Governments might do such a thing to try to stifle the crypto of growth. Especially if they begin to see crypto overtaking Fiat's dominance. For what I know, anything's possible in the future. Better be prepared for the worse, just in case.
bull_cobraFull Member
Posts: 63 · Reputation: 418
#19Jul 16, 2024, 09:12 AM
Governments with all the regulator bodies can enforce their conditions on regulated services only, but not on individuals willing to hold a privacy token or lunch a new project in the blockchain. As you have already mentioned, the best they can do is to monitor the activity of the exchange platforms that are running under an activity license to delist any privacy coin, and to go after unregulated services like DEXs and mixers.

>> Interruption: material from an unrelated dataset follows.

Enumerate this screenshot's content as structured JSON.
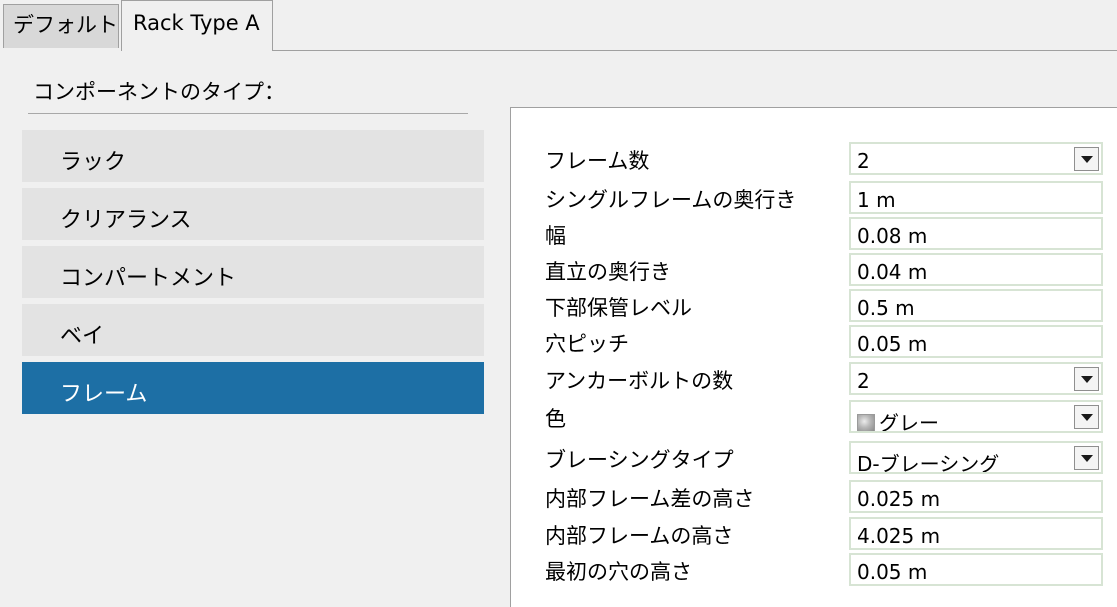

Despite all the restrictions and limitations imposed by regulators, mixers are still there with some DEXs and NO KYC services running smoothly, in addition to the continious emerging of new privacy projects. I found this recent published article about how lawmakers worldwide working to introduce measures under the pretext of to combat crypto crime while they are indeed fighting privacy: https://www.compliancecorylated.com/news/lawmakers-worldwide-introduce-measures-to-combat-crypto-crime/
Of course. But we cannot underestimate what regulators can do. Because they can go to great lengths to try to keep crypto under their grasp. Perhaps, they will require DEX developers to make their platforms regulatory-compliant. Or require developers themselves to disclose their identities to the public before launching their own project. Crypto/Blockchain tech may be permission-less, but developers are forced to follow the law if they want to stay in the game. Else, they would face fines and/or jail time. That's the way this works.
At least, not all countries will have strict regulations against crypto. Some will have flexible regulations, allowing you to "freely" buy/sell or even use crypto without fear of imprisonment. Laws are changing all of the time, so things might be different in the future.